My New Years was very nice; I'd even go so far as to say, "just what the doctor ordered." A few months ago, I'd promised my friend A that I'd spend it with her (she diligently insisted that I not spend the New Year alone). A few weeks before the New Year, my friend H asked me to come spend the holiday with her in her small town 2 and a half hours away. I told her I'd already promised the day to A, she got a little upset, and then went into full detail about all I'd be missing by not going out there for the New Year, which, as it turns out, was just one of those drunken spats nostalgic of high school parties and just about the last thing in the world I'd want to do on New Years anyway. I feel I've outgrown "keggers." If I have to go to a party, I prefer the cocktail genre where no one yells, "chug chug chug," everyone is of legal age, and the hosts don't even have the materials to make a beer bong. It seems even more inappropriate in the absence of Matt, and in the cranky mood I was in last week, I spared H no details in explaining this to her. I think I basically called her immature, and in retrospect, I feel a little bad about it...

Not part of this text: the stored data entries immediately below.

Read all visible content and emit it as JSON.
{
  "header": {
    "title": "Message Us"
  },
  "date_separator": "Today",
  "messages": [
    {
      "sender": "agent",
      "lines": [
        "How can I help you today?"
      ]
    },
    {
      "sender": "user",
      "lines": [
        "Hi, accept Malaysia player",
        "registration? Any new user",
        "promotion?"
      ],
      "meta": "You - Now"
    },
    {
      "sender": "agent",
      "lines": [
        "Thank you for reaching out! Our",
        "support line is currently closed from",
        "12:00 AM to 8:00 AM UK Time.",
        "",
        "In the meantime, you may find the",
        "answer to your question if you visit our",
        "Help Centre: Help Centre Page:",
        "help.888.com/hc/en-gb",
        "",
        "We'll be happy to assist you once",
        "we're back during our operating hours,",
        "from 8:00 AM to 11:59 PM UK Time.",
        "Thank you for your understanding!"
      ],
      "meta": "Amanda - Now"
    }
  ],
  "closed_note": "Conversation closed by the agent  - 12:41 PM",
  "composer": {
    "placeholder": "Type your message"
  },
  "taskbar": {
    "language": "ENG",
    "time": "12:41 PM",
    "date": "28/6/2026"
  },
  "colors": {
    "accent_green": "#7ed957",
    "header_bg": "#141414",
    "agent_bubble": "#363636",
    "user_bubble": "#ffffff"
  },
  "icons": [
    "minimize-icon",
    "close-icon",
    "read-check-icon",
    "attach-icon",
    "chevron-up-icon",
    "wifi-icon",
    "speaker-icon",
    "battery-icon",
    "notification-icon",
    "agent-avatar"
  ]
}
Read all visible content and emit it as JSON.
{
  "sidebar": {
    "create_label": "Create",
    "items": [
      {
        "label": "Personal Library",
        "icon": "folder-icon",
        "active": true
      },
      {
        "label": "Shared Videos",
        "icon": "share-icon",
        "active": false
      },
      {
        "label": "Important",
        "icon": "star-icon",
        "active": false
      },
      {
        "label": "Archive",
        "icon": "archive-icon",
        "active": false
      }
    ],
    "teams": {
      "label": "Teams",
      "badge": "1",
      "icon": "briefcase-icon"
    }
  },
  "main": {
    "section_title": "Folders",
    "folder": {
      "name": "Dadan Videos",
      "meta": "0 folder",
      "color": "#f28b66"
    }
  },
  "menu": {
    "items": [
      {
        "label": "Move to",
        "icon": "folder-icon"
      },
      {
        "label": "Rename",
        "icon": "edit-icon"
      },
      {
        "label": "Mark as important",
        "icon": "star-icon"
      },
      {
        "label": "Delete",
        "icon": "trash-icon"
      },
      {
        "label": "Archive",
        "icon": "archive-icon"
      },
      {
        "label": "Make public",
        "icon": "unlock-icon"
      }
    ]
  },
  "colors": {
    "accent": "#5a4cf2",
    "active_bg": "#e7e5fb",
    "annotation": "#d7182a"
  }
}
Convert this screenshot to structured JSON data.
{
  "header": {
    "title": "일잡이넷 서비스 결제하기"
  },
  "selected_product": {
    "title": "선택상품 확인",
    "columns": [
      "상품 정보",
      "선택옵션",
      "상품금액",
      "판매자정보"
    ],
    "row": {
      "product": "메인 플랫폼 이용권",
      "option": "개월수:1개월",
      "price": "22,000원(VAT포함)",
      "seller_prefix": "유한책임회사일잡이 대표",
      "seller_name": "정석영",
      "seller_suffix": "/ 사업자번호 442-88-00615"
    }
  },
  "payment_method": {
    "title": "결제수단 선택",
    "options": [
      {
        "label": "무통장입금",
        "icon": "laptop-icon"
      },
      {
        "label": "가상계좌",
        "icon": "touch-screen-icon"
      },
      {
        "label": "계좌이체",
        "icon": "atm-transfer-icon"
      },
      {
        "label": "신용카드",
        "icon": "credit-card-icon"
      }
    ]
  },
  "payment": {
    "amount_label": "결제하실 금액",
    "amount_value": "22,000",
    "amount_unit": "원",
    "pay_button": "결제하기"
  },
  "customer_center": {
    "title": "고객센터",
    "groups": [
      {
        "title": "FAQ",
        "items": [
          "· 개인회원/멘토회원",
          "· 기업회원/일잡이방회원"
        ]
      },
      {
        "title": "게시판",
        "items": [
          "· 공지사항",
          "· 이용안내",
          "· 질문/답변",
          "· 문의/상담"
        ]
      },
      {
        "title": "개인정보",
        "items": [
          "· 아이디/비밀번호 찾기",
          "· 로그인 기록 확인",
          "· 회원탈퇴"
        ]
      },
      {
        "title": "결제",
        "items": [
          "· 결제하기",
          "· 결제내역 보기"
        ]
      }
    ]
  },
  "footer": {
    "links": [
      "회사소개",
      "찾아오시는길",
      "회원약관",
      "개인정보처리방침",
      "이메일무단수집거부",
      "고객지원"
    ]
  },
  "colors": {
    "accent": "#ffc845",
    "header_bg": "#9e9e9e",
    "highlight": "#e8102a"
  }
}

As it turns out, I spent my New Years exactly as A didn't want me to - alone. On the 30th of December it started raining and it didn't stop for about 24 hours until most of downton Reno was pretty flooded. The city had to cancel the big downtown New Year's Eve hoopla, but in actuality, it probably saved the lives of a few people by preventing a few drunken celebrators from getting behind the wheel of a car. Because of its location, my house was spared any flood damage, but the weather was less than desirable for venturing out of the house and A lives all the way on the other end of town. So I stayed home and celebrated with my dog and cats; I watched movies till 11:45 and then tuned in to Dick Clark to watch the ball drop. At midnight I couldn't help but get a little choked up because this is the year that Matt comes home!! I stood outside in the freezing cold for about 10 minutes watching my neighbors blow off fireworks, and then I turned in. Better yet, I was able to wake up early Sunday morning and go spend some of my Christmas gift certificates, completely avoiding any crowds as I'm sure 80% of the city was sleeping off their hangovers. The whole weekend was ideal, and exactly what I needed - my head feels clearer, I feel calmer and more relaxed (and less inclined to rip the heads off of people who incessantly ask me if the year's gone by fast, though yesterday I did cut into a friend who told me the next 2 months should "fly by").
With the deployment winding down, things have become very homecoming oriented. Our FRG is having a reunion brief in a couple weeks and the word "reunion" has motivated me to attend despite having absolutely nothing to do with the FRG for the last 10 months. Homecoming is pretty much all Matt and I talk about anymore - we exhange piddly small talk about what's new, but more often than not, I can't hardly even remember how my day went because my mind is so clouded over with the thoughts that this really is almost over. I was so forlorn in the beginning, so convinced that the end would never come, it's almost surreal in some ways now to think that it really is only a matter of weeks before Matt will be home for good. And I'm sure I've talked about it enough that I don't need to reiterate the significance of today: One year! Not just a mere milemarker - a damn big one! A year ago today at this exact moment, I was lying in bed sobbing my poor broken heart out, wondering how in the world I was going to make it through the next year of my life without the most important person in it. But I did, and as agonizing as the road in front of me appeared exactly one year ago, I've emerged unscathed and as in love as ever. It's not over yet, but regardless of how rough the road will get over the next couple months until I reach that bright beacon of light, being in Matt's arms again - this time for good - at least it's all downhill from here.